In the first release, we have updated the Core App Quality checklist to take into account recent Android releases as well as the current trends of the app ecosystem. Here are some highlights in this update:

  • Visual Experience - We highlight the best practice of using Material Design Components in place of platform components such as buttons. This will give your app a modern look as well as making features such as dark theme easy to implement. In addition to advice on back stack, we have expanded it to preserving the state of the app. This is becoming more important as edge-to-edge screens and gesture navigation are becoming commonplace, even in entry level phones.
  • Functionality - There are three areas where we have updated our guidance. For media applications, we have updated our recommendations around the playback experience as well as support for HEVC video compression for video encoding. For sharing between apps, we highlight the importance of using the Android Sharesheet. This will be critical going forward as apps will have limited visibility to other installed apps in API level 30 by default. Lastly, we expanded our recommendations around background services. Helping users to conserve battery is a priority for Android, and we will continue to share updates on this topic.
  • Performance & Stability - We have added tooling now available such as Android vitals in the Google Play Console. One important point to highlight here is Application Not Responding (ANR). ANRs are caused by threading issues and are something developers can fixed.

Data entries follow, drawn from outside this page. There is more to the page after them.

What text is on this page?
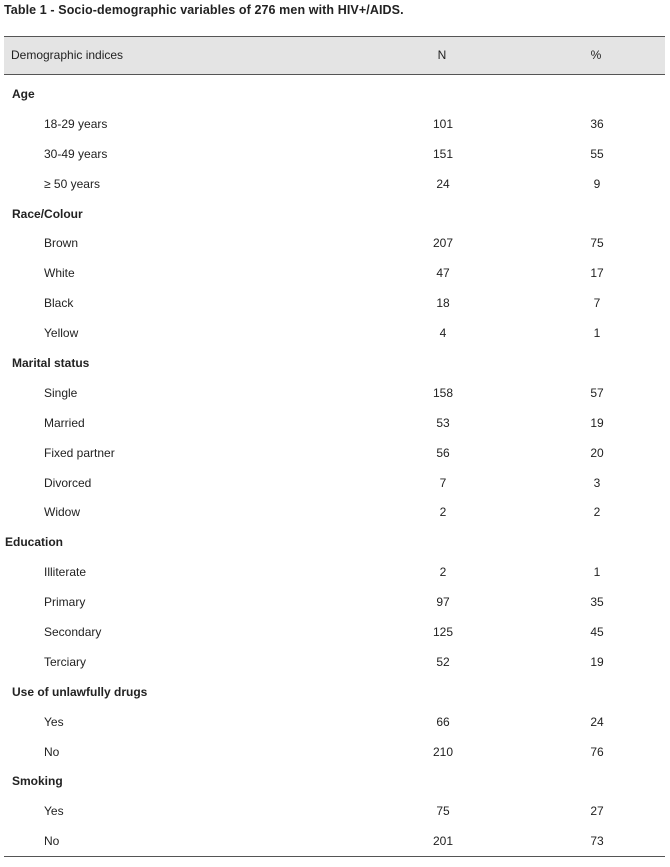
Table 1 - Socio-demographic variables of 276 men with HIV+/AIDS.
Demographic indices	N	%
Age
18-29 years	101	36
30-49 years	151	55
≥ 50 years	24	9
Race/Colour
Brown	207	75
White	47	17
Black	18	7
Yellow	4	1
Marital status
Single	158	57
Married	53	19
Fixed partner	56	20
Divorced	7	3
Widow	2	2
Education
Illiterate	2	1
Primary	97	35
Secondary	125	45
Terciary	52	19
Use of unlawfully drugs
Yes	66	24
No	210	76
Smoking
Yes	75	27
No	201	73
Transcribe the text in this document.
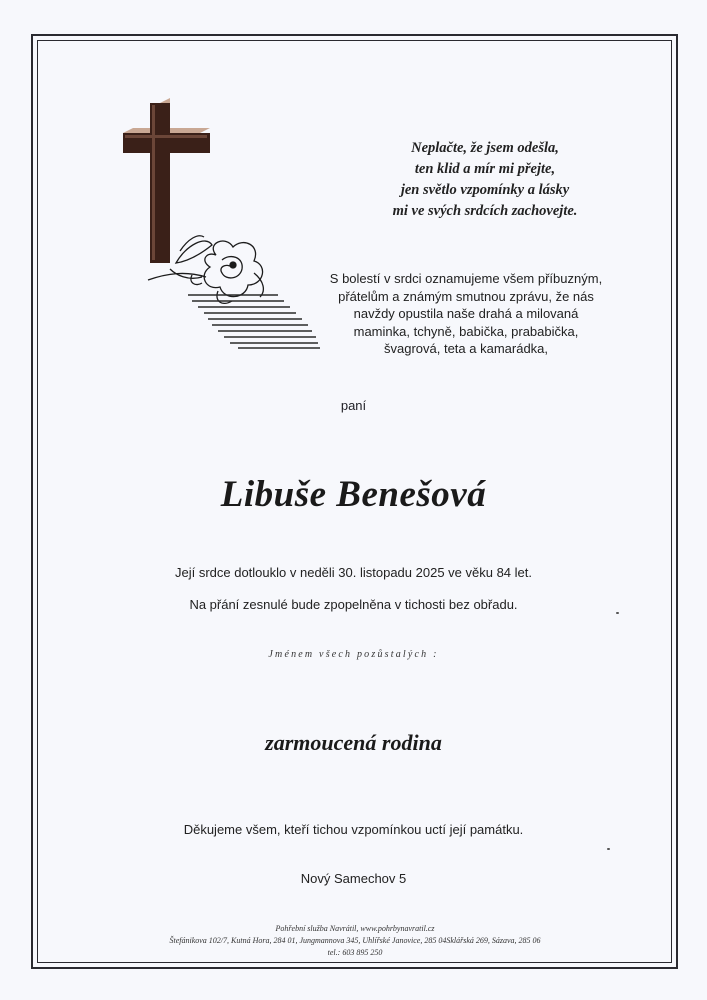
Neplačte, že jsem odešla,
ten klid a mír mi přejte,
jen světlo vzpomínky a lásky
mi ve svých srdcích zachovejte.
S bolestí v srdci oznamujeme všem příbuzným,
přátelům a známým smutnou zprávu, že nás
navždy opustila naše drahá a milovaná
maminka, tchyně, babička, prababička,
švagrová, teta a kamarádka,
paní
Libuše Benešová
Její srdce dotlouklo v neděli 30. listopadu 2025 ve věku 84 let.
Na přání zesnulé bude zpopelněna v tichosti bez obřadu.
Jménem všech pozůstalých :
zarmoucená rodina
Děkujeme všem, kteří tichou vzpomínkou uctí její památku.
Nový Samechov 5
Pohřební služba Navrátil, www.pohrbynavratil.cz
Štefánikova 102/7, Kutná Hora, 284 01, Jungmannova 345, Uhlířské Janovice, 285 04Sklářská 269, Sázava, 285 06
tel.: 603 895 250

The ANR troubleshooting guide can help you diagnose and resolve any ANRs that exist in the app.
  • Privacy & Security - We have summarized our latest recommendations to take into account the latest safeguards from runtime permission to securely using WebView. We have also expanded to include privacy norms that users come to expect from protecting private data to not using any non-resettable hardware Ids.
  • Google Play - In this section, we highlight some of the most important policies for developers and link you to more information on the guidelines.

Going forward, we aim to update this list on a quarterly basis to make sure this is up-to-date. In addition, we will be updating the quality checklists for other form factors.